India: Imported copper scrap market strengthens w-o-w as LME prices climb to nearly $11,500/t

  • Global offers stable, Indian buying muted 
  • Domestic copper scrap firms up as demand improves

Imported copper scrap prices in India moved higher w-o-w on 4 December, supported by positive momentum in LME futures. Domestic scrap prices also firmed as market sentiment stabilised, and activity recovered from the post-festive slowdown. Buying remained cautious, however, with LME’s brief move toward the $11,500/t mark tempering aggressive restocking.

According to BigMint’s assessment, Birch/Cliff was assessed at $10,720/t, up 5% w-o-w, while US motors mix stood at $1,265/t (both CFR Mundra), up 1.2% w-o-w.

LME copper prices strengthen 

LME copper prices climbed to $11,425/t on 4 December, up 4.3% from $10,950/t in the previous week, reflecting continued strength in the broader base metals complex. Copper inventories in LME-registered warehouses also increased, rising by 5,650 t to 162,150 t compared with 156,500 t a week earlier, signalling a moderate build in visible stocks despite firm pricing.

Copper surged past $11,500/t on the LME to a new record as tariff fears, heavy US-bound stockpiling and sharp warehouse withdrawals tightened global supply. A spike in LME Asian depot withdrawals triggered panic buying, while proposed US tariffs for 2027 created an unprecedented arbitrage that is pulling metal out of global pools and driving up EU and Asian premiums. With fund-driven momentum, collapsing visible inventories, structural mine outages and a widening US-LME price gap, the market has shifted into a two-world structure — surplus inside the US but deficit everywhere else.

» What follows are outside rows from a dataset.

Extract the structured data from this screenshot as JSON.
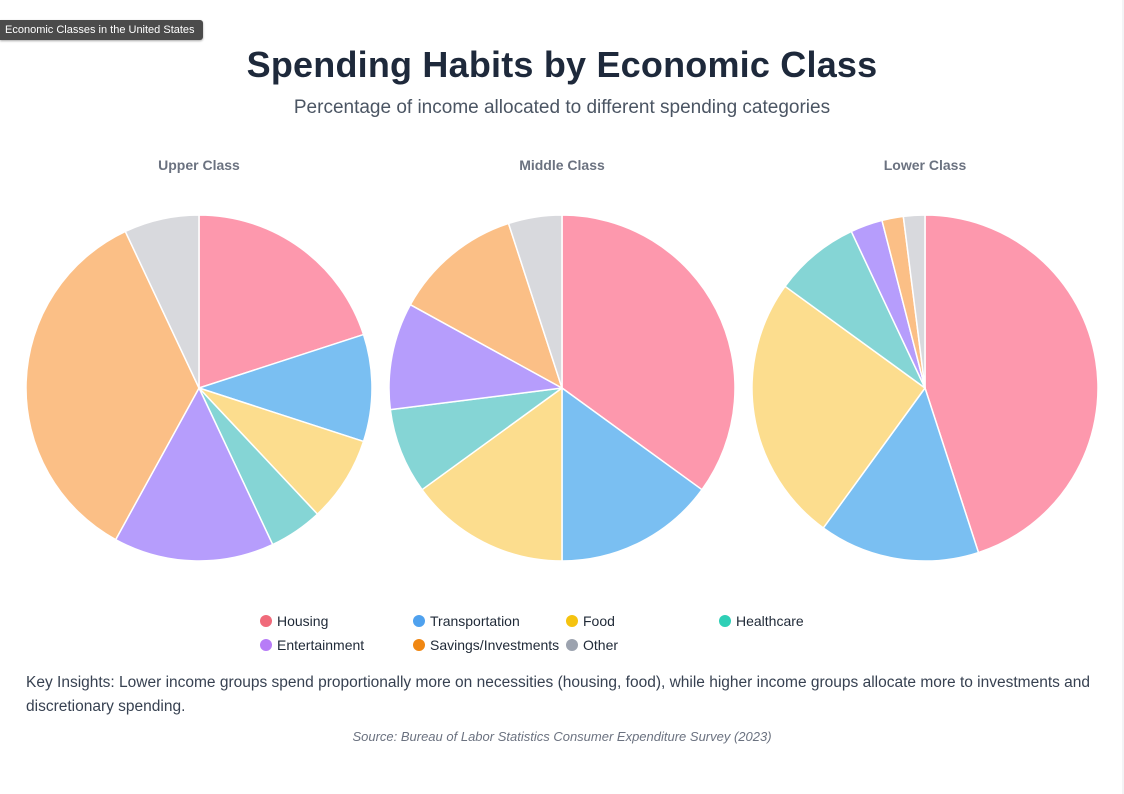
{
  "window": {
    "tooltip": "Economic Classes in the United States"
  },
  "header": {
    "title": "Spending Habits by Economic Class",
    "subtitle": "Percentage of income allocated to different spending categories"
  },
  "colors": {
    "Housing": "#fd98ad",
    "Transportation": "#7abff2",
    "Food": "#fcdd8e",
    "Healthcare": "#85d5d5",
    "Entertainment": "#b69dfc",
    "Savings/Investments": "#fbbf86",
    "Other": "#d8d9dd"
  },
  "legend_colors": {
    "Housing": "#f06a7a",
    "Transportation": "#4fa1ee",
    "Food": "#f5c310",
    "Healthcare": "#2ecfb6",
    "Entertainment": "#b77cf7",
    "Savings/Investments": "#f08712",
    "Other": "#9ca3af"
  },
  "chart_data": [
    {
      "type": "pie",
      "title": "Upper Class",
      "categories": [
        "Housing",
        "Transportation",
        "Food",
        "Healthcare",
        "Entertainment",
        "Savings/Investments",
        "Other"
      ],
      "values": [
        20,
        10,
        8,
        5,
        15,
        35,
        7
      ]
    },
    {
      "type": "pie",
      "title": "Middle Class",
      "categories": [
        "Housing",
        "Transportation",
        "Food",
        "Healthcare",
        "Entertainment",
        "Savings/Investments",
        "Other"
      ],
      "values": [
        35,
        15,
        15,
        8,
        10,
        12,
        5
      ]
    },
    {
      "type": "pie",
      "title": "Lower Class",
      "categories": [
        "Housing",
        "Transportation",
        "Food",
        "Healthcare",
        "Entertainment",
        "Savings/Investments",
        "Other"
      ],
      "values": [
        45,
        15,
        25,
        8,
        3,
        2,
        2
      ]
    }
  ],
  "legend": {
    "items": [
      "Housing",
      "Transportation",
      "Food",
      "Healthcare",
      "Entertainment",
      "Savings/Investments",
      "Other"
    ],
    "placement": "bottom"
  },
  "footer": {
    "insights": "Key Insights: Lower income groups spend proportionally more on necessities (housing, food), while higher income groups allocate more to investments and discretionary spending.",
    "source": "Source: Bureau of Labor Statistics Consumer Expenditure Survey (2023)"
  }
}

Chinese and Russian-origin copper in LME stocks cannot enter the US, further tightening supply in Asia and Europe. Overall, copper prices continue to move deeper into uncharted territory as structural tightness, regional imbalances and strong financial flows shape the market.

Market insight

Imported copper scrap prices have remained largely unmoved despite LME copper briefly surpassing $11,500/t, as overseas suppliers opted to keep offers stable in view of muted Indian buying interest. Market participants noted that the recent rally appears more speculative than fundamentally driven, limiting the pass-through to imported scrap.

The surge in LME copper has been attributed to fund-driven buying, expectations of tighter mine supply, improving macro sentiment, and Chinese restocking ahead of Q1. Speculative flows and algorithmic trading intensified the move, pushing futures sharply higher even as physical demand remains mixed — explaining why imported scrap prices have not reacted to the exchange-led rally.

Price levels (CIF China)

  • Brass Honey (EU, 6-7% impurity): 58% of LME
  • Birch/Cliff (EU): 93% of LME
  • UAE Birch/Cliff: 93.5-94% of LME

Imported copper scrap offers remained steady across major origins, with LME cash levels guiding most price benchmarks. Australian origin material saw Brass Honey (2% impurity) at 63% of LME, Birch/Cliff at 94%, Candy/Berry at 97%, while Millberry continued to trade flat to LME.

UAE origin offers included Brass Honey (4% ME grade) at 64%, Millberry flat to LME (US/EU parity), and high-grade Druid around 91% of LME. US origin Copper Motors Mix was reported at $1,260, while US/EU origin Copper Barley was assessed at 98% of LME (CIF Mundra). Copper Cloves of US/EU origin were quoted near 95% of LME.

In contrast, domestic scrap markets have firmed. Indian yard owners have raised offers, supported by strong CCR rod demand, with most plants operating at 75-80% capacity. This has tightened local scrap availability and shifted pricing power toward domestic suppliers, as buyers increasingly prefer quicker local deliveries over volatile and uncertain import markets. Sources also indicated that a few new plants are expected to come up in the Uttar Pradesh region, which may further influence regional scrap dynamics.

Copper prices strengthened across the Delhi market, with armature scrap rising to INR 960,000/t, up 7.26%, secondary CCR wire rods increasing to INR 1,020,000/t, up 7.14%, and primary CCR wire rods edging higher to INR 1,080,000/t, up 2.95%.

Outlook

Imported copper scrap prices are likely to stay steady to slightly firm in the near term, supported by strong LME cues but limited by cautious Indian buying. Domestic scrap is expected to hold firm as CCR rod demand remains strong and yard availability stays tight. Unless LME prices maintain their rally or Chinese buying picks up, imported scrap may see only marginal upside.